There are two categories of lymphoma: Hodgkin lymphoma and non-Hodgkin lymphoma. Both are blood cancers of the immune system, specifically the lymphocyte cells, including those found in the lymph nodes, spleen, and bone marrow. Hodgkin lymphoma and non-Hodgkin lymphoma vary in behavior, treatment reaction, and how each spreads.
Hodgkin lymphoma, or Hodgkin disease, was named after Dr. Thomas Hodgkin, who was the first to discover and describe it. Hodgkin disease frequently moves through the lymph system from lymph node to lymph node. Because the lymph system is spread throughout the body, Hodgkin lymphoma can originate almost anywhere, most often in the chest, neck, or underarms. Hodgkin lymphoma can occur in both adults and children.
- In 2016, about 8,500 Americans will be diagnosed with Hodgkin lymphoma and about 1,120 will die from the disease.
- In Texas, Hodgkin lymphoma is expected to cause about 660 cases in Texas, with 94 deaths.
- Hodgkin lymphoma occurs most often in early adulthood (ages 15 to 40, and especially the 20’s) and late adulthood (age 55 and older).
Hodgkin Lymphoma Risk Factors
- HIV infection
- Ages 15 to 40 or 55 and older
- High socioeconomic status
- Mononucleosis/Epstein-Barr virus infection
- Male gender
- Siblings with Hodgkin lymphoma
The following may be symptoms of Hodgkin lymphoma but could be linked to other health conditions. If the following symptoms are present, individuals are encouraged to consult their physician. A symptom peculiar to Hodgkin lymphoma is alcohol sensitivity, or pain in the lymph nodes after consuming alcohol. Potential symptoms include:
- Swollen lymph nodes especially in the neck, underarm, or groin
- Night sweats or unexplained fever
- Unexplained weight loss
- Coughing and difficulty breathing
- Chest pain
- Loss of appetite
- Unexplained pain anywhere in the body following alcohol consumption
There is no known prevention for Hodgkin lymphoma.

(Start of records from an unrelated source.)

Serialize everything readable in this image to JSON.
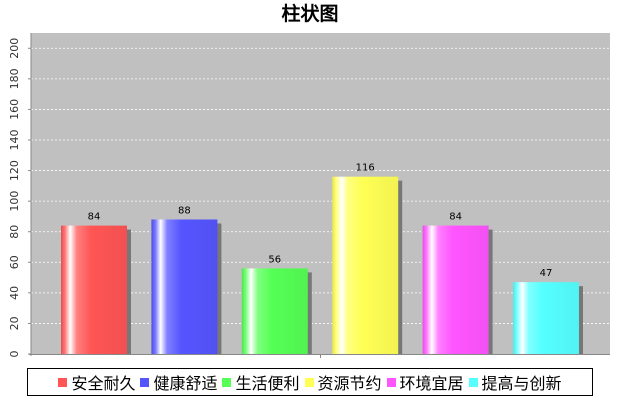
{
  "chart_data": {
    "type": "bar",
    "title": "柱状图",
    "categories": [
      "安全耐久",
      "健康舒适",
      "生活便利",
      "资源节约",
      "环境宜居",
      "提高与创新"
    ],
    "values": [
      84,
      88,
      56,
      116,
      84,
      47
    ],
    "colors": [
      "#ff5555",
      "#5555ff",
      "#55ff55",
      "#ffff55",
      "#ff55ff",
      "#55ffff"
    ],
    "ylim": [
      0,
      210
    ],
    "yticks": [
      0,
      20,
      40,
      60,
      80,
      100,
      120,
      140,
      160,
      180,
      200
    ],
    "xlabel": "",
    "ylabel": "",
    "grid": true,
    "plot_background": "#c0c0c0",
    "legend_position": "bottom"
  }
}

Hodgkin lymphoma is highly treatable, especially in young patients. Depending on the stage and type, treatment options can vary and may involve one or more members of the cancer care team – hematologists, medical oncologists, and radiation oncologists. Treatment options may be tailored based on the type of Hodgkin lymphoma, stage, tumor size, symptoms, age, and the patient’s overall health. Treatment can include steroid therapy, chemotherapy, stem cell transplantation, monoclonal antibodies, radiation, proton therapy, surgery, targeted therapy, or a combination of treatments.